Published Mar 12, 2006
Meerkat
432 Posts
I had to call a code on an adolescent patient last night because she took the buckle off her shoe and put it in her mouth, threatening to swallow it. (this was the second code on her in an hour's time. she already got an emergency treatment of 5mg haldol with 2mg ativan and it didn't touch her)...So We had big men come down to the code because she is a big girl...a few were holding her down, and I thought, how on earth are we going to get that buckle out of her mouth? After a few minutes of cojoleing and trying to force her mouth open...someone did something that made her voluntarily open her mouth...and out came the buckle. Can you guess what it was?
They tickled her feet!
This is in contrast to an incident earlier this year, which I question and would like your opinions on please. Another pt held something in her mouth, and in order to have her open it, they held her nose. She did open her mouth for air, but isn't this very dangerous, if not illegal? I mean cutting off comeone's air while they are being physically held down...
JeanettePNP, MSN, RN, NP
1 Article; 1,863 Posts
How big was the buckle?
About three quarters of an inch by three quarters of an inch.
jnette, ASN, EMT-I
4,388 Posts
hmmmmmmmmm............. sounds like a pretty good idea, but could also have backfired if the girl had started laughing/gasping and had accidently aspirated the buckle.

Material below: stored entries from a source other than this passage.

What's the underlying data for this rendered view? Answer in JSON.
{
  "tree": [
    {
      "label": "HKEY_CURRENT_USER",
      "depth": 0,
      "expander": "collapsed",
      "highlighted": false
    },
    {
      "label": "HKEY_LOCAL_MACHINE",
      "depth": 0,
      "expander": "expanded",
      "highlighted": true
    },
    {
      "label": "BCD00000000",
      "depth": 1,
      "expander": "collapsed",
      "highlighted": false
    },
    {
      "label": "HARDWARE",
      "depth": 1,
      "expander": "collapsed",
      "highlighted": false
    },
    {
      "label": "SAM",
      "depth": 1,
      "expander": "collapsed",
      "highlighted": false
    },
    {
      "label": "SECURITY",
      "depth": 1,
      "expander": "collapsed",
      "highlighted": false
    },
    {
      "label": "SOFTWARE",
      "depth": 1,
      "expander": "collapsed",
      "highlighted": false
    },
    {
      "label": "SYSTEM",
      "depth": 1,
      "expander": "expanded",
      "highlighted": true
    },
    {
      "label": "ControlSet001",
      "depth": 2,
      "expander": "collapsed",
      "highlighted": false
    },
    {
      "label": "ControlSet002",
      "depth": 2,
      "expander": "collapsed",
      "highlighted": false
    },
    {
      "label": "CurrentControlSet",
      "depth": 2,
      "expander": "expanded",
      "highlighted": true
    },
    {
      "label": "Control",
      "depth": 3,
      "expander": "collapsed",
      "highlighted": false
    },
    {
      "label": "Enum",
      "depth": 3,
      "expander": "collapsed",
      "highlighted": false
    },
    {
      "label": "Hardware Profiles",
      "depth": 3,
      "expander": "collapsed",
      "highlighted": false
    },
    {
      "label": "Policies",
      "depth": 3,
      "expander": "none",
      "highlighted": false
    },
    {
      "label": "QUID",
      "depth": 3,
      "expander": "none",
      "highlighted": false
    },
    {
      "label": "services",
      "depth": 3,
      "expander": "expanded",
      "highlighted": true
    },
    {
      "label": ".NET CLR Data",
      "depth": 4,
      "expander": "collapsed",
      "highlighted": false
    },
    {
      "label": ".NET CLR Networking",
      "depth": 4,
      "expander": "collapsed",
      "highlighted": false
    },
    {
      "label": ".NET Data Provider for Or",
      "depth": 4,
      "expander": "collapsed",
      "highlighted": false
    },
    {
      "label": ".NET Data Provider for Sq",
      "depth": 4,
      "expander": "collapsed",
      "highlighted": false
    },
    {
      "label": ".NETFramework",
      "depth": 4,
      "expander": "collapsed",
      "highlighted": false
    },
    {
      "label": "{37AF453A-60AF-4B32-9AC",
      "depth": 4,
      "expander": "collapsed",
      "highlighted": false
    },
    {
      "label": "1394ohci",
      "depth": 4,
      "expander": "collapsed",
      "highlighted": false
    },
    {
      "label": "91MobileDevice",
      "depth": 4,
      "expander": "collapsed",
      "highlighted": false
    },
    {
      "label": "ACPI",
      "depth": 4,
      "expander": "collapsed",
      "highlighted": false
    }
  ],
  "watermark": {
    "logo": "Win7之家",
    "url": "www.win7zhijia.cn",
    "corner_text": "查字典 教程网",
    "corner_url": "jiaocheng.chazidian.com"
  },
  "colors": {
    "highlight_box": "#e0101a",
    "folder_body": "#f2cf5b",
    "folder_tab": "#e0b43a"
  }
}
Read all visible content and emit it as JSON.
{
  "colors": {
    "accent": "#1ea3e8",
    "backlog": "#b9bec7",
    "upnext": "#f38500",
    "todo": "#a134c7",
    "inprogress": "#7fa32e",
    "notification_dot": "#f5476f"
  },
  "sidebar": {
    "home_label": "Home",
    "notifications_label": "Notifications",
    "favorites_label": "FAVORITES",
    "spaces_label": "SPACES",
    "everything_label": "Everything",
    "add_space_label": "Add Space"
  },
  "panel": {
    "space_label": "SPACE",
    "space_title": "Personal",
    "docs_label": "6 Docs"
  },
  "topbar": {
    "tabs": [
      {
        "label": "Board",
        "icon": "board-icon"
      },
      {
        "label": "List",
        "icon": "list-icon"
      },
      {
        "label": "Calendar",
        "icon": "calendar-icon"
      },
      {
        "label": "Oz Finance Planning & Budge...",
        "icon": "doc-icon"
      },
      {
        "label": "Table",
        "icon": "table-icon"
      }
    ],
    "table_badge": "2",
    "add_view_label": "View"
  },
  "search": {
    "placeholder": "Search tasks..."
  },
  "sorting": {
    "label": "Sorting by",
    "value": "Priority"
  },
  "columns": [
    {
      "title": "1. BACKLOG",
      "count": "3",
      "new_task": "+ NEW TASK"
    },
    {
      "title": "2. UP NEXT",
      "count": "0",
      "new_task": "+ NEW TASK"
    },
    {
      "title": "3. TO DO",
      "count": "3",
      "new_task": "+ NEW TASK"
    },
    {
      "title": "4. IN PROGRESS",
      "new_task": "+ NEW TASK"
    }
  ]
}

I'd have made sure she was lying on her stomach or at least on her side before tickling those feet.
I wonder if standing behind her and doing a Heimlich maneuver would have worked. I know she wasn't choking, but perhaps just the thrust of the abdominal PUSH would have forced her to open her mouth, anyway.
Good topic. :)
How do you guys get patients to give up something in their mouth?
TxPsychNx
5 Posts
I think the foot tickling was sheer brilliance. Yes, she could have aspirated-but she had the buckle in her mouth and could have done that even without the tickling. As I assume that she was Borderline, she may have chosen to do many more interesting things with the buckle anyway.
Have your doctors ever added Benadryl IM to the Haldol/Ativan combination? I have seen it work wonderfully with both children and adults. An added bonus with this combination is decreased potential for EPS-especially with kids. Torticollis is an ugly side effect of psych meds with kids, and comes on very quickly with the little ones.
readysetgo
24 Posts
Once upon a time while working in the geriatric psych. closed unit I noticed and heard a pt chewing something hard. I said, "What are you chewing."
He said, "A piece of candy." Asked if I could see it and he willingly opened his mouth and took out the so called candy which turned out to be someboby's hearing aid. I wanted to laugh so bad. But instead realized this pt could have swallowed that 'make-believe candy' and what a disaster that would have been. It amazing, the things they do.
TxPsychRn
20 Posts
A good ending to a code !! I would worry also about involuntary aspiration with the tickling , and the nose holding is a technique that is commonly used , but a little innovation can be healthy .
CharlieRN
374 Posts
Feet tickling does sound pretty clever.
Not to be a monday morning quarterback, but why was it essential to get the buckle away from the client? So she has a buckle in her mouth, so what? All she was threatening to do was swallow it. Generally anything that can go down the esophagus will pass out the orifice.
She could have aspirated it in the struggle. Aspiration can lead to death in minutes. A staff person could have been bitten reaching into her mouth. Human bites are very nasty injuries. The risks involved in getting the foreign object out of the client's mouth seem disproportionate to the risks of letting her play with it. Taking physical control of a person does not generally teach them to take responsiblity for their own behavior, which I would assume is the goal of treatment.
canoehead, BSN, RN
6,901 Posts
I second Charlie. She was looking for attention and got it. If she was threatening to swallow anything that didn't have sharp edges I would be inclined to not worry. Or perhaps to remind her of the pleasures of ipecac and the buckle making a return reverse journey. Probably neither of those interventions would make it anywhere near the hospital's policy book though.